Chegados lá acima, a primeira coisa que tínhamos de fazer era chumbar a nova grade do elevador para ele subir e nos aproximar mais do teto e podermos escombrar convenientemente as pedras ainda meio soltas até ficar só a rocha firme para furar de novo e voltar a carregar. Confesso que pensei algumas vezes que tendo-me “safo” no Maiombe, corria agora ali o risco de acabar os meus dias nas entranhas da terra.
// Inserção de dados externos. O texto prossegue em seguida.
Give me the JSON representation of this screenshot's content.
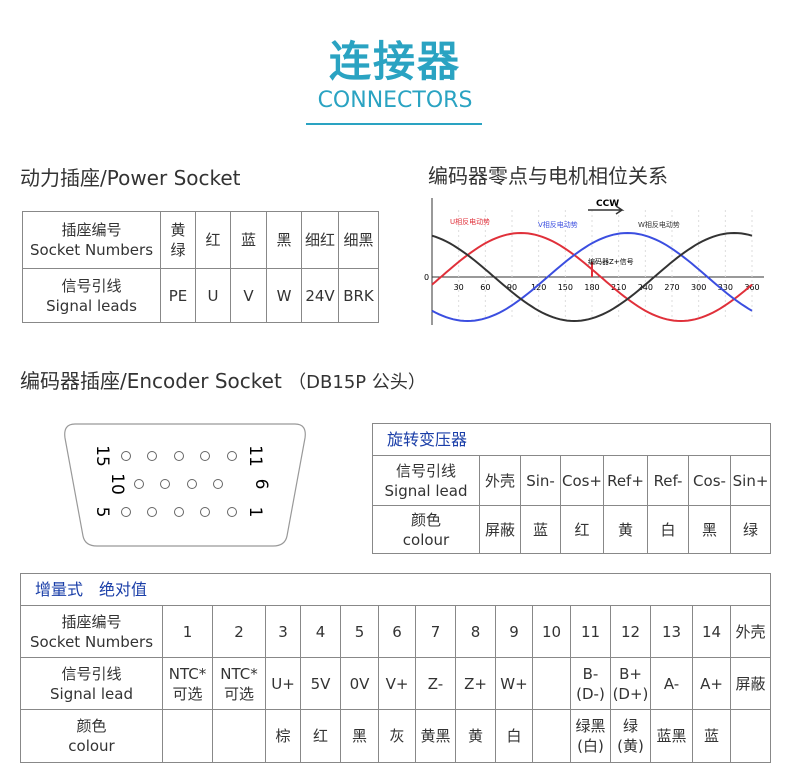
{
  "header": {
    "title": "连接器",
    "subtitle": "CONNECTORS"
  },
  "power": {
    "title": "动力插座/Power Socket",
    "rows": [
      [
        "插座编号\nSocket Numbers",
        "黄\n绿",
        "红",
        "蓝",
        "黑",
        "细红",
        "细黑"
      ],
      [
        "信号引线\nSignal leads",
        "PE",
        "U",
        "V",
        "W",
        "24V",
        "BRK"
      ]
    ]
  },
  "phase": {
    "title": "编码器零点与电机相位关系",
    "direction": "CCW",
    "labels": [
      "U相反电动势",
      "V相反电动势",
      "W相反电动势"
    ],
    "z_signal": "编码器Z+信号",
    "origin": 0,
    "xticks": [
      30,
      60,
      90,
      120,
      150,
      180,
      210,
      240,
      270,
      300,
      330,
      360
    ]
  },
  "encoder": {
    "title": "编码器插座/Encoder Socket",
    "note": "（DB15P 公头）",
    "pins": [
      "15",
      "11",
      "10",
      "6",
      "5",
      "1"
    ]
  },
  "resolver": {
    "caption": "旋转变压器",
    "rows": [
      [
        "信号引线\nSignal lead",
        "外壳",
        "Sin-",
        "Cos+",
        "Ref+",
        "Ref-",
        "Cos-",
        "Sin+"
      ],
      [
        "颜色\ncolour",
        "屏蔽",
        "蓝",
        "红",
        "黄",
        "白",
        "黑",
        "绿"
      ]
    ]
  },
  "incremental": {
    "caption": [
      "增量式",
      "绝对值"
    ],
    "rows": [
      [
        "插座编号\nSocket Numbers",
        1,
        2,
        3,
        4,
        5,
        6,
        7,
        8,
        9,
        10,
        11,
        12,
        13,
        14,
        "外壳"
      ],
      [
        "信号引线\nSignal lead",
        "NTC*\n可选",
        "NTC*\n可选",
        "U+",
        "5V",
        "0V",
        "V+",
        "Z-",
        "Z+",
        "W+",
        null,
        "B-\n(D-)",
        "B+\n(D+)",
        "A-",
        "A+",
        "屏蔽"
      ],
      [
        "颜色\ncolour",
        null,
        null,
        "棕",
        "红",
        "黑",
        "灰",
        "黄黑",
        "黄",
        "白",
        null,
        "绿黑\n(白)",
        "绿\n(黄)",
        "蓝黑",
        "蓝",
        null
      ]
    ]
  }
}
Pelo sim pelo não era meu hábito proteger sempre com o meu corpo as velas de dinamite e os detonadores debruçando-me sobre eles, não fosse alguma pedra ao soltar-se do teto, fazer ricochete na parede do poço e cair-lhes em cima, provocando o seu rebentamento.
O camarada marteleiro ria, ria, ria, divertidíssimo com os meus receios pois andava naquilo há 3 ou 4 anos e tratava as pedras, os explosivos e o perigo, por tu. Provavelmente por isso morreu, coitado! O excesso de confiança fez com que menosprezasse a sua segurança e pereceu esmagado debaixo de um bloco (liso) que se despegou subitamente do teto poucos meses depois de eu ter ingressado na GNR. O calhau era de tão grande dimensão que tiveram de usar explosivos para diminuírem o seu volume para conseguirem retirar os restos mortais do infeliz Zé Maria.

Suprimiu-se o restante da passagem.